Good talks/podcasts (May 2020 II)


These are the best podcast/talks I've seen/listen to recently:
  • Technical Leadership for Empowered Teams (Emily Bache) [Agile, Architecture, Devops, Engineering Culture, Technical Practices, Technical leadership] Fascinating ideas of how agile development has evolved (DevOps, testing, mob programming) and how technology leadership must go through working with teams daily.
  • Product Strategy is About Saying No (Des Traynor) [Product] (⭐⭐⭐⭐⭐) Why Product strategy is mostly about saying no. Funny, short, thought-provoking and actionable.
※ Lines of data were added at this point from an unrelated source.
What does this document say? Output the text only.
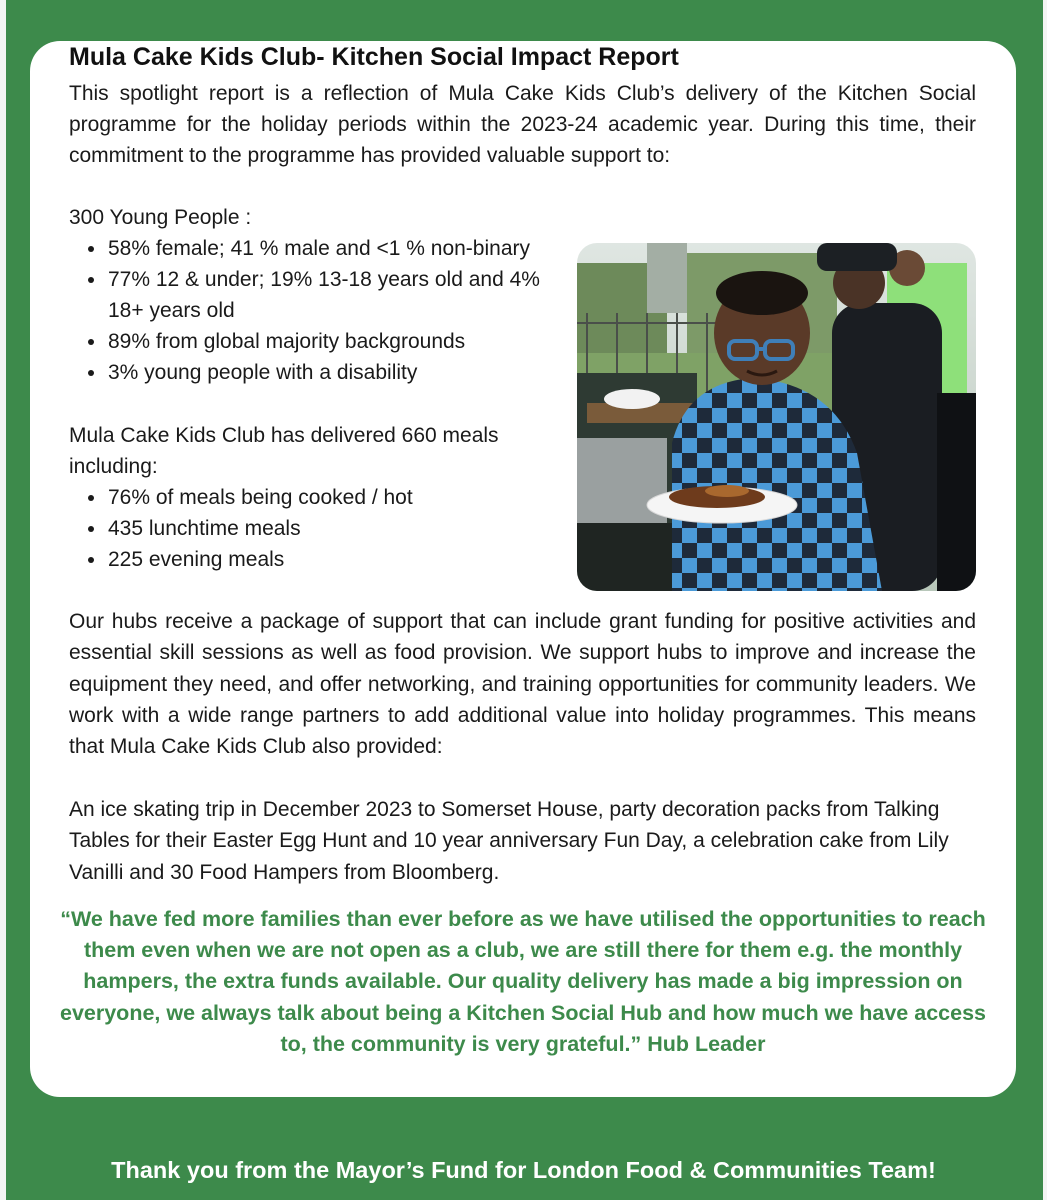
Mula Cake Kids Club- Kitchen Social Impact Report
This spotlight report is a reflection of Mula Cake Kids Club’s delivery of the Kitchen Social programme for the holiday periods within the 2023-24 academic year. During this time, their commitment to the programme has provided valuable support to:
300 Young People :
58% female; 41 % male and <1 % non-binary
77% 12 & under; 19% 13-18 years old and 4% 18+ years old
89% from global majority backgrounds
3% young people with a disability
Mula Cake Kids Club has delivered 660 meals including:
76% of meals being cooked / hot
435 lunchtime meals
225 evening meals
Our hubs receive a package of support that can include grant funding for positive activities and essential skill sessions as well as food provision. We support hubs to improve and increase the equipment they need, and offer networking, and training opportunities for community leaders. We work with a wide range partners to add additional value into holiday programmes. This means that Mula Cake Kids Club also provided:
An ice skating trip in December 2023 to Somerset House, party decoration packs from Talking Tables for their Easter Egg Hunt and 10 year anniversary Fun Day, a celebration cake from Lily Vanilli and 30 Food Hampers from Bloomberg.
“We have fed more families than ever before as we have utilised the opportunities to reach them even when we are not open as a club, we are still there for them e.g. the monthly hampers, the extra funds available. Our quality delivery has made a big impression on everyone, we always talk about being a Kitchen Social Hub and how much we have access to, the community is very grateful.” Hub Leader
Thank you from the Mayor’s Fund for London Food & Communities Team!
Imprescindible.
  • The Origins of Opera and the Future of Programming (Jessica Kerr) [Engineering Culture, Inspirational, Teams] There’s a story to tell, about musicians, artists, philosophers, scientists, and then programmers. There’s a truth inside it that leads to a new view of work, that sees beauty in the painful complexity that is software development. Starting from The Journal of the History of Ideas, Jessica traces the concept of an “invisible college” through music and art and science to programming. She finds the dark truth behind the 10x developer, a real definition of “Senior Developer” and a new name for our work and our teams.
  • Dynamic Reteaming at fast Growing Companies (Heidi Helfand) [Engineering Culture, Teams] Team change is inevitable, especially when your company is hiring like crazy and doubling in size. Your teams might grow and split — like mitosis. Twenty people might arrive in one day. What feels like tectonic shifts happen as you morph structurally to refocus people and work. How can we bring a humanistic stance to this dynamic reteaming? How can people be empowered to have ownership over their team change? How can we integrate new people without losing our sense of culture? We will explore questions like these and will discover practical strategies to master dynamic reteaming.
  • Product Tank Madrid: Focus on Impact with John Cutler - World Product Day 2020 (John Cutler) [Product] (⭐⭐⭐⭐⭐) Excellent talk. John presents all the learnings he had during the last three years, using his great article as a starting point (https://cutle.fish/blog/12-signs-youre-working-in-a-feature-factory). Lots of knowledge and tips to introduce product thinking.
  • Rapid Prototyping & Product Management (Tom Chi) [Engineering Culture, Inspirational, Product] Tom Chi has practiced rapid prototyping for over 15 years, on everything from software to hardware, organisational design to entrepreneurship. And a lot of the lessons he has learned in rapid prototyping are directly applicable to the discipline of product management.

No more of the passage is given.